Boschetti Egisto, Righetti Pier Giorgio
BioRad Laboratories, C/o CEA-Saclay, Gif-sur-Yvette, France.
Proteomics. 2009 Mar;9(6):1492-510. doi: 10.1002/pmic.200800389.
The present review deals with the use of combinatorial ligand libraries, composed by hexapeptides, in the capture and concentration of the low-abundance proteome. This method, first reported in 2005, is compared with other current methodologies aimed at exploring the "deep proteome", such as: depletion of high-abundance proteins (especially in sera and cerebrospinal fluid) by individual or combined antibodies (up to 20 against the most abundant species); narrow (1-pH-unit) IPGs (zoom gels) and prefractionation with multicompartment electrolyzers or with Off-Gel electrophoresis. The physico-chemical properties of the hexapeptide library are also explored, namely in assessing the proper length of the baits and the behavior of shorter oligopeptides, down to capture elicited by single amino acids. A number of examples on the use of this library is given, such as the analysis of biological fluids (human sera, urine, bile, cerebrospinal fluid) and of cell lysates (platelets, red blood cells). In all cases, it was possible to detected from three to five times as many proteins as compared to control, untreated samples. Perhaps the most spectacular results were obtained with the erythrocyte proteome, where 1570 proteins could be identified in the "minority" proteome, representing only 2% of the total cell lysate. Another interesting area of application regards the concentration and detection of trace impurities contaminating r-DNA proteins meant for human consumption: several host proteins, never reported before, could be revealed for the first time. Other nonhuman samples are currently under investigation, such as egg-white (where no less than 148 unique gene products could be identified), egg yolk (with 255 unique species) and latex from Hevea brasiliensis. It is anticipated that the ligand library could be a most useful tool for detecting biomarkers for different pathologies and for drug treatment. As a future outlook, one could envision the synthesis of specialized libraries able to capture given classes of proteins (e.g., phospho- and glyco-proteins). Additionally, the library could be used in association with other techniques currently in vogue, such as zoom gels, Off-Gels, and the like.

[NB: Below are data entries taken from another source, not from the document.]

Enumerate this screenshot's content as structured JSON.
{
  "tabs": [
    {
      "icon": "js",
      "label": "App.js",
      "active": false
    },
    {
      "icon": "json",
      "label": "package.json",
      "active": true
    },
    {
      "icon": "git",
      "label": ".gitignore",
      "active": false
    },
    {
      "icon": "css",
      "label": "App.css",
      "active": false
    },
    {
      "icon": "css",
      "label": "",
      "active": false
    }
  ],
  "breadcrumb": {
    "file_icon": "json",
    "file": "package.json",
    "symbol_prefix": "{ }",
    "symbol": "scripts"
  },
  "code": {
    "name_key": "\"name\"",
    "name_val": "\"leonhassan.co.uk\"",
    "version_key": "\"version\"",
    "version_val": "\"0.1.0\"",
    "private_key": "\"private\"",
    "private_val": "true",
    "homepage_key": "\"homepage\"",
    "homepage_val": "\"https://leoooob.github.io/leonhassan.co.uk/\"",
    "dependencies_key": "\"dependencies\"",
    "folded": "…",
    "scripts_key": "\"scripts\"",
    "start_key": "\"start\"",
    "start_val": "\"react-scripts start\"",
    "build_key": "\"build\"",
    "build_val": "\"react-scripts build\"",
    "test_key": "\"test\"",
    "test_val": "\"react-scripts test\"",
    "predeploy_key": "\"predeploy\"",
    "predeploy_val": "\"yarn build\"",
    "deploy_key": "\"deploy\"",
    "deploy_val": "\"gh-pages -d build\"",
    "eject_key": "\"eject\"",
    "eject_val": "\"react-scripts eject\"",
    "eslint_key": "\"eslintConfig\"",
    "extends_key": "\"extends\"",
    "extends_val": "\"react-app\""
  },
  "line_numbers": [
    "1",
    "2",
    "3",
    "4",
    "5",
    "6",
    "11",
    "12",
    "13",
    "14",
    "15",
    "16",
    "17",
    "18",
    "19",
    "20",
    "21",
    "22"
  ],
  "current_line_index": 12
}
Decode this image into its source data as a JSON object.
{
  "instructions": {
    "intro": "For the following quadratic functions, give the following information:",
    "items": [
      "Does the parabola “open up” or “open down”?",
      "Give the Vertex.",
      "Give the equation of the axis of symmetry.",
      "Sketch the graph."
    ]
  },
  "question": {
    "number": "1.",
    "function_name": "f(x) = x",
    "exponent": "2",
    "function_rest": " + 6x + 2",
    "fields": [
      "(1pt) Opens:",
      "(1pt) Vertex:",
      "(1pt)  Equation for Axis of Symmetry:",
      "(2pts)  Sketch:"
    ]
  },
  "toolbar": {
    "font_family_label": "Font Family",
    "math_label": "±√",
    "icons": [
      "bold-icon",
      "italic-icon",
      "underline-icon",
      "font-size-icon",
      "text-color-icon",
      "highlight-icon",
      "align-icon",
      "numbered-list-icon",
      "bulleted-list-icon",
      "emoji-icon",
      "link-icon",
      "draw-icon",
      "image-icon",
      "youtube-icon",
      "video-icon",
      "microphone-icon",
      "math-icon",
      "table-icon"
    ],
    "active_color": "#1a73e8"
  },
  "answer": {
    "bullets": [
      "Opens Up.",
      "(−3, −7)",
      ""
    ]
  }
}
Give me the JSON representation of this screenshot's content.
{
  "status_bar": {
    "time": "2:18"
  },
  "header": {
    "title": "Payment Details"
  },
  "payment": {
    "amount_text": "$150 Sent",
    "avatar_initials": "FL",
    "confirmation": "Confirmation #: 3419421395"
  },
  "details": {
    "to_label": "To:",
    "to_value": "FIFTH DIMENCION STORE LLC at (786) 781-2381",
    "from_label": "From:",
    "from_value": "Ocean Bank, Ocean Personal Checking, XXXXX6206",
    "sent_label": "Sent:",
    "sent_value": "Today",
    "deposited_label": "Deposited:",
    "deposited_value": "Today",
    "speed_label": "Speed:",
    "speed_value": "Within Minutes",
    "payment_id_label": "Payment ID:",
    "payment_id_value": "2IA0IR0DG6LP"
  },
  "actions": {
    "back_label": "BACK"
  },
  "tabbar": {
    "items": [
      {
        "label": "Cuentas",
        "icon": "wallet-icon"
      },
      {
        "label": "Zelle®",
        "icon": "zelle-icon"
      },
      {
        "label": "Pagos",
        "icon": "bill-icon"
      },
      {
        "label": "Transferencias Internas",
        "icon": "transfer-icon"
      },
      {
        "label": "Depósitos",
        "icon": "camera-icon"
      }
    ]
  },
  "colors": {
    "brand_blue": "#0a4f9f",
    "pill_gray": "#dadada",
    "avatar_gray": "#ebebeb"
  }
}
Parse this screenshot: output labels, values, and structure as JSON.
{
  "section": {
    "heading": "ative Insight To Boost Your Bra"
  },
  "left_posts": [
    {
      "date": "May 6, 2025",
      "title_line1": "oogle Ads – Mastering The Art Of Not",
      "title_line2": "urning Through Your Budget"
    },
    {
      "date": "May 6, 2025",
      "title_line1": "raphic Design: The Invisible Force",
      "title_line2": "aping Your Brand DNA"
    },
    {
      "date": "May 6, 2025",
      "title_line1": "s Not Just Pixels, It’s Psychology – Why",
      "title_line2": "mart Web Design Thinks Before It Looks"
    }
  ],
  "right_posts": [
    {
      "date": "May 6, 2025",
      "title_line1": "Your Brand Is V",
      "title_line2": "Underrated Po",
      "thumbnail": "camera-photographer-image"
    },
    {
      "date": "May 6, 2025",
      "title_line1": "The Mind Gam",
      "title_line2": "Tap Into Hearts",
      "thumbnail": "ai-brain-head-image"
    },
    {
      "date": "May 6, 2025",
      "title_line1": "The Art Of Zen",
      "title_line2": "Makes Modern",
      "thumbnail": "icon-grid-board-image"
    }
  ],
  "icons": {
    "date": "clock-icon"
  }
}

本综述涉及由六肽组成的组合配体文库在低丰度蛋白质组捕获和浓缩中的应用。该方法于2005年首次报道,与目前旨在探索“深度蛋白质组”的其他方法进行了比较,例如:通过单独或联合抗体(针对最丰富物种的多达20种抗体)去除高丰度蛋白质(特别是在血清和脑脊液中);窄(1个pH单位)IPG(变焦凝胶)以及使用多室电解槽或离线凝胶电泳进行预分级分离。还探索了六肽文库的物理化学性质,即评估诱饵的合适长度以及较短寡肽的行为,直至单个氨基酸引发的捕获。给出了该文库使用的一些示例,如生物体液(人血清、尿液、胆汁、脑脊液)和细胞裂解物(血小板、红细胞)的分析。在所有情况下,与未处理的对照样品相比,检测到的蛋白质数量是其3至5倍。也许最引人注目的结果是在红细胞蛋白质组中获得的,在“少数”蛋白质组中可以鉴定出1570种蛋白质,仅占总细胞裂解物的2%。另一个有趣的应用领域涉及浓缩和检测污染供人类食用的重组DNA蛋白质的痕量杂质:首次发现了几种以前从未报道过的宿主蛋白质。目前正在研究其他非人类样品,如蛋清(可鉴定出不少于148种独特基因产物)、蛋黄(有255种独特物种)和巴西橡胶树的乳胶。预计该配体文库可能是检测不同病理和药物治疗生物标志物的非常有用的工具。展望未来,可以设想合成能够捕获特定类蛋白质(如磷酸化和糖基化蛋白质)的专用文库。此外,该文库可与目前流行的其他技术(如变焦凝胶、离线凝胶等)联合使用。